Tiene razón cuando dice que las dos cremas que aparecieron en su bolso no tienen la mayor trascendencia. En efecto. Son una niñería. Ella lo ha llamado «error involuntario» porque es difícil entender que alguien cometa una equivocación con pleno conocimiento e intención de cometerla, lo cual sólo se daría en el caso de que los botes accidentalmente hubieran acabado en el bolso de la señora diputada. Pero esa pamplina de cuarenta euros —de la que estarían llenas muchas de nuestras biografías— se convierte en un problemón cuando se está ejerciendo un cargo público.

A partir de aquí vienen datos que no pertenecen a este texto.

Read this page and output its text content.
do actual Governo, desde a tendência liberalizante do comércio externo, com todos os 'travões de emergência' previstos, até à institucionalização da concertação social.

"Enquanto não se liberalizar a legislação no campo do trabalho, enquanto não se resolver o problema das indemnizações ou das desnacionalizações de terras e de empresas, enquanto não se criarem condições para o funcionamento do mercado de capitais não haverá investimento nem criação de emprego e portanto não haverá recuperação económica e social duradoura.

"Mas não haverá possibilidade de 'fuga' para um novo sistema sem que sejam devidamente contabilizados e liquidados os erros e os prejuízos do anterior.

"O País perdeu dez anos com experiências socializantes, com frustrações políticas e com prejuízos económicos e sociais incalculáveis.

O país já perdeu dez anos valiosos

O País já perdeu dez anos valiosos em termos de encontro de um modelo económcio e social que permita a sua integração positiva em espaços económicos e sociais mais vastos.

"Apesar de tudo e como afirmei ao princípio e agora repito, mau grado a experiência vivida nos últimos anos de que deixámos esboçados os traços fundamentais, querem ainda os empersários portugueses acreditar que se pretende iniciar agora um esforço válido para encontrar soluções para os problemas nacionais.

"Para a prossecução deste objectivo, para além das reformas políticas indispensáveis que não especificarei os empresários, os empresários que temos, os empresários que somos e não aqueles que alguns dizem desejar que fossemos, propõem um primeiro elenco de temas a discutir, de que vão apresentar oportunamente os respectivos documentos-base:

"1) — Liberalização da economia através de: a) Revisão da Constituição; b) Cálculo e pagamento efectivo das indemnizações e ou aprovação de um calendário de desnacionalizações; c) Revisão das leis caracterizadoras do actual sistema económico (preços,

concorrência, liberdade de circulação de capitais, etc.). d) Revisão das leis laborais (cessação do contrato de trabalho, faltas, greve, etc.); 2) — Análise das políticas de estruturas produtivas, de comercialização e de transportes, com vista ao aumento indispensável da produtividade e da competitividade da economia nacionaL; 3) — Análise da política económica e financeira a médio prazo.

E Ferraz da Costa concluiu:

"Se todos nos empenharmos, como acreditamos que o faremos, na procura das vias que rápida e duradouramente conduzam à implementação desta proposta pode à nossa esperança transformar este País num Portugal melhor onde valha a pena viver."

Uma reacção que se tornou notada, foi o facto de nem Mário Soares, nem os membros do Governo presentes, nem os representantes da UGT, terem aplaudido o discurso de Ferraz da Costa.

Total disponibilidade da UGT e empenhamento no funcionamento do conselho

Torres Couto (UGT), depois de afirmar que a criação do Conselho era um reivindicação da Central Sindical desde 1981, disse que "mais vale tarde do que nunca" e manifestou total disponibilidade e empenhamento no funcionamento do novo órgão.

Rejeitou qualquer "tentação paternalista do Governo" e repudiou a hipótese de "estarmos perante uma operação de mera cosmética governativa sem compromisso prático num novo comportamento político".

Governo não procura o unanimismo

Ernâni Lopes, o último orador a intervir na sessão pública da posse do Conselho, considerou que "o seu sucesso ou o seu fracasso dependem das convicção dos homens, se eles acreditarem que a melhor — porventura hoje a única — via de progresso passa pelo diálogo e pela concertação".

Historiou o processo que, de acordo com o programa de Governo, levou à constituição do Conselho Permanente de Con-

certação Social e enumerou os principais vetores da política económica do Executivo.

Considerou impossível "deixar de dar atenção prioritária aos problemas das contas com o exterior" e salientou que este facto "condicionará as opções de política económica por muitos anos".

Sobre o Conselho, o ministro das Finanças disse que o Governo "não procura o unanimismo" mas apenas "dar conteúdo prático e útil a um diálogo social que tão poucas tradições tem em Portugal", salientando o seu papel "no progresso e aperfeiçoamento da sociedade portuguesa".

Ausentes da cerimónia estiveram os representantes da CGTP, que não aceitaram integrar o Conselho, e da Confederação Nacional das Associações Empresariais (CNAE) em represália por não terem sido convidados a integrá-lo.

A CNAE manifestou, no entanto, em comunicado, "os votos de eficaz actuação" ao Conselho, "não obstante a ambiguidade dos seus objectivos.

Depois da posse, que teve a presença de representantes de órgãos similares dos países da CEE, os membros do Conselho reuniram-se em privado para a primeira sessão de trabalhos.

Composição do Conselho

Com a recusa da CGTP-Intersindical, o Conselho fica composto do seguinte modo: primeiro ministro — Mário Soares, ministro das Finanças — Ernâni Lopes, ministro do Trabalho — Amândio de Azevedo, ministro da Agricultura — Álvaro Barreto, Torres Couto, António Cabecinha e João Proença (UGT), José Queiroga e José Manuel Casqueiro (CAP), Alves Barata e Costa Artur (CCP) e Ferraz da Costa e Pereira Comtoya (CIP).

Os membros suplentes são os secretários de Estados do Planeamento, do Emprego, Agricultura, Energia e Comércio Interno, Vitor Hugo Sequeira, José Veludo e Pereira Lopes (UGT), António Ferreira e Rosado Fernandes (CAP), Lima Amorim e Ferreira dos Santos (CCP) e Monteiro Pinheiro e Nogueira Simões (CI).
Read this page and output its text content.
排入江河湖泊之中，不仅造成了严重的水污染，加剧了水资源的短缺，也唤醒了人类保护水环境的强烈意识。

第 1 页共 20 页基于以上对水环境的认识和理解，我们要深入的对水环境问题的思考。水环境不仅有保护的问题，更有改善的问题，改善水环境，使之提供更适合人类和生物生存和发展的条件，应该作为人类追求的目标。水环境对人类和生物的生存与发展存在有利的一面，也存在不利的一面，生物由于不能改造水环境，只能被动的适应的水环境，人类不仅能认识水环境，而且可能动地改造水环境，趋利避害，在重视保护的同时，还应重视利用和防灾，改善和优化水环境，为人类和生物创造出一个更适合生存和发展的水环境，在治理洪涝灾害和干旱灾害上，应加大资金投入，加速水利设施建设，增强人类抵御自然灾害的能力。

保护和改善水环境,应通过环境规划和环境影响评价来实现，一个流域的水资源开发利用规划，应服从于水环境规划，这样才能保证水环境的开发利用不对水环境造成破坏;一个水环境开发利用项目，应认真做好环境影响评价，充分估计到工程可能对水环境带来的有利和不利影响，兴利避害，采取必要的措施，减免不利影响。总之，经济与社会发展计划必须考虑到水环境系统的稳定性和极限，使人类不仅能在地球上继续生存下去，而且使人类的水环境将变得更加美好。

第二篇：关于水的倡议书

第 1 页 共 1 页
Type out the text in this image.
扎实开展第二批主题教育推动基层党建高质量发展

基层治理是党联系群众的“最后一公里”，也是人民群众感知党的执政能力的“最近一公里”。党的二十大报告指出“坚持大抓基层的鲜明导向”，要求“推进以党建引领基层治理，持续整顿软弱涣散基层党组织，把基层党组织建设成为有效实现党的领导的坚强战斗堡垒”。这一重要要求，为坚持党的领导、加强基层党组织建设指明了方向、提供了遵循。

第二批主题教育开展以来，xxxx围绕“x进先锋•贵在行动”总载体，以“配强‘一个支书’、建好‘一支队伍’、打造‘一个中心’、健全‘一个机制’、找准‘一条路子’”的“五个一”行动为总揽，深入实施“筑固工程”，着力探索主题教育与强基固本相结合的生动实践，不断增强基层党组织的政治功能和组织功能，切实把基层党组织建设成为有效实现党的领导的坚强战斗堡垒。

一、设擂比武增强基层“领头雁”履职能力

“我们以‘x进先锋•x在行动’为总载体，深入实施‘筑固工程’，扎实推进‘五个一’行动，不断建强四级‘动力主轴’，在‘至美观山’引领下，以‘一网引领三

Hace falta dar unos pasos atrás para alejarse y tomar distancia. La cuestión no es si a Cifuentes la extorsionaron, si la grabaron, si no destruyeron la cinta o si se ha cometido una ilegalidad con su publicación. Eso cae dentro del orden jurídico y los tribunales dirán la última palabra. La cuestión es moral. No puede ser otra cosa que moral. Cifuentes, cuando aceptó ser delegada del Gobierno en Madrid, cuando aceptó ir en las listas del PP al parlamento autonómico y cuando aceptó la investidura como presidenta sabía —salvo amnesia— que había cometido ese desliz impropio de alguien de su posición. Y que aunque nunca hubiera salido a la luz, aunque nadie se hubiera enterado jamás del bochornoso momento en que un guarda te pide que abras el bolso con los productos por los que no has querido pagar, ese baldón pesaría sobre su conciencia.

No se trata de exigirles a los políticos una trayectoria que difícilmente podríamos cumplir los demás salvo que queramos volver a instituir las ejecutorias de limpieza de sangre para acceder a los cargos públicos. No debe estar en este lado de la raya la exigencia de un mínimo de decencia sino en el lado de quienes aspiran a convertirse en servidores públicos. Es a solas ante el espejo donde los aspirantes a representarnos en la política tienen que examinarse en conciencia.